Изворотливо пнула его пыльным ботиночком в мошну вислых штанов – он согнулся и сразу успокоился. Сразу кончились его терзания, и этот способ его унять был, как видно, у них привычным. Дожаривала картошку, наклоняясь над сковородой, нюхая пар, – ждала, когда обонянием учуется тонкая минута готовности блюда. Никак нельзя просрочить эту минуту, когда уже и ароматный лучок и нижние картофельные слои начинают подпахивать угольной подгорелостью. Этого допустить нельзя. Сняла сковороду с жаркой спирали, быстро накрошила зубок чеснока, закрыла плотно фанеркой. Через пять минут должен появиться Шильдик с водушкой и тогда можно будет сполна насладиться. А пока картошечка должна пропитаться чесночным духом. Любила она эти минуты, и даже ожидание и сомнения – а не застрянет ли где-нибудь дурак-Шильдик, вовремя ли явится? – тоже радовали её. Есть ещё пять минут и можно, не спеша, переодеться в чистое. Сняла куртку, кинула её на большую банку эмульсионной краски в углу. Распустив верёвочку, выпросталась из штанов, оставшись в чёрных, в интимных местах драных колготах, потёрла и почесала намятые верёвочкой пышные бока. Сняла из-под тряпки на стене другие штаны сочного зелёного цвета. Взявшись левой за низ штанин, как она говорила – за гачи, чтобы не шаркались по натоптанному полу, изящно проникла в гачу полной ногой и встала ею на чистую газетку. То же сделала с другой ногой, и –как раз – явился Шильдик. Зрачки его виновато прятались, когда он выставлял на стол бутылку, выкладывал мешочек с Вовиной халвой и сыпал из ладони мелочь.

— Утаил, зараза, сдачу!? – Но в привычном её хамском рычании слышались покой и благость. – Ладно, оставь себе… жопа с ручкой. За пару дней накопишь себе на кефир…

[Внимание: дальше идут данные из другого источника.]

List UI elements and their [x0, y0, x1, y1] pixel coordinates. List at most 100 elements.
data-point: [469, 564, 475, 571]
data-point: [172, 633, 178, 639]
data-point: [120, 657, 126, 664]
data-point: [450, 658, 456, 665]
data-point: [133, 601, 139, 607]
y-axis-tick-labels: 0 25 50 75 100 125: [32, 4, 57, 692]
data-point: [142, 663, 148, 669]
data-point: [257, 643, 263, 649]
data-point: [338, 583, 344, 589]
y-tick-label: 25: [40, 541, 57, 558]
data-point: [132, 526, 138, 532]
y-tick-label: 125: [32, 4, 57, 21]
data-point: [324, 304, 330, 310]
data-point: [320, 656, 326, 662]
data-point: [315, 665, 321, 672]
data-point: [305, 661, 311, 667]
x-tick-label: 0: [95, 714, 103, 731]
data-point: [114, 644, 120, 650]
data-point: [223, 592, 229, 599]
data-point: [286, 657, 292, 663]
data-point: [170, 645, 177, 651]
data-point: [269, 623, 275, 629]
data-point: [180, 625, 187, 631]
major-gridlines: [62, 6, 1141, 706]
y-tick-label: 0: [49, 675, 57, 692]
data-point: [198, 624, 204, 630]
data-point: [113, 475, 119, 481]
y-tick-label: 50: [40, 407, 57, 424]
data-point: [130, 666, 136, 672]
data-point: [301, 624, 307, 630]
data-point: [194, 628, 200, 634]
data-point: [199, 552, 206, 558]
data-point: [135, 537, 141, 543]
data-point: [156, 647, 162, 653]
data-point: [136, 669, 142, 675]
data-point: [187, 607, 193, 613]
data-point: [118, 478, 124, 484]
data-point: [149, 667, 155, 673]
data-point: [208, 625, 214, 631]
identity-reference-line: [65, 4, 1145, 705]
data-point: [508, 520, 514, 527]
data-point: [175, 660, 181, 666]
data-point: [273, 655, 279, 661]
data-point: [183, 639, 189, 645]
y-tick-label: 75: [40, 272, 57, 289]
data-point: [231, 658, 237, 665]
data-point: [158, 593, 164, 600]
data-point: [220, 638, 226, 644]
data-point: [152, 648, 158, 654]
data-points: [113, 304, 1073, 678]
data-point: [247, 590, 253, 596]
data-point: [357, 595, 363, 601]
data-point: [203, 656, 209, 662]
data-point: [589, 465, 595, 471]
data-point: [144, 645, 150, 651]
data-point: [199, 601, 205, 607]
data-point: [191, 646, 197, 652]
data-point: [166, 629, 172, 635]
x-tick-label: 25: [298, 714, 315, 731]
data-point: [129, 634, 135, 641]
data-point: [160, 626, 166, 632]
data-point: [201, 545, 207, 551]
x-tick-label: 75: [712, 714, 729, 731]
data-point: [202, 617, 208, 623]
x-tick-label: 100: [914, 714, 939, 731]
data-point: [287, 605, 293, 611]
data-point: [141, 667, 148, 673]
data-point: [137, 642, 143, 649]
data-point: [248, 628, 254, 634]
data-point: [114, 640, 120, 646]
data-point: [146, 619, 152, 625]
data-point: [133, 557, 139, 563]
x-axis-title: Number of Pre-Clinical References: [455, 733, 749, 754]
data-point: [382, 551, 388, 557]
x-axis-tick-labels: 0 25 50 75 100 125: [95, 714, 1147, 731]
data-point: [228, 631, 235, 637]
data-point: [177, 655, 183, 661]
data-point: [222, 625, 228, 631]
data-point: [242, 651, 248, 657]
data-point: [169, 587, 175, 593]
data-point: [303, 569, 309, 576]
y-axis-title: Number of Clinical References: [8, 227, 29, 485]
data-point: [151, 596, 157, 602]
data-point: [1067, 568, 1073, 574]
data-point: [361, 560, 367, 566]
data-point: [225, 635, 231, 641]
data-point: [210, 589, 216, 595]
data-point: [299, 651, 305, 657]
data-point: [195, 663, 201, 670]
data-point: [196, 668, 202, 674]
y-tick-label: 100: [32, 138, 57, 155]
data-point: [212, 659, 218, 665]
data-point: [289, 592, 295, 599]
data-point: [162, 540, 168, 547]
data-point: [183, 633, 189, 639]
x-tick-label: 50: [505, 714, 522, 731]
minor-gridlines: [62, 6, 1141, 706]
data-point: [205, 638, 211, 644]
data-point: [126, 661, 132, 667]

Она ширкнула молнией на штанах, вдела широкие ступни в тапки. Из-под той же тряпки на стене вынула – в красную клеточку – большую мужскую рубашку, надела, закатав рукава, и была теперь уже готова праздновать жизнь. Осталось только улыбнуться.

Ели из сковороды втроём и пили из одного стакана в очередь. Не от бедности – от простоты жизни. Если придётся сняться и идти жить в другое место, сколько можно будет взять имущества с собой? Минимум. Потому и не обзаводились, только самое-самое. С удовольствием умела есть – вкушать – только Шняга. Безразлично поедал Сорокин, уныло – Шильдик. Сорокину наливали на донышко, он не любил и не хотел пить. Любил сладкое, особенно, халву. Не сводил с прозрачного мешочка на столе жалких глаз, ждал разрешения. Когда отъел из сковороды треть, Шняга махнула ему головой – можно. Он взял мешочек и ушёл на свой матрас – сладостраствовать. Он любил сладость и аромат халвы, любил неловкими каменными пальцами распускать – долго – скользкий узел мешочка, а, распустив, прикладывать его к лицу и вдыхать. Надышавшись, отламывать крупинки и поедать.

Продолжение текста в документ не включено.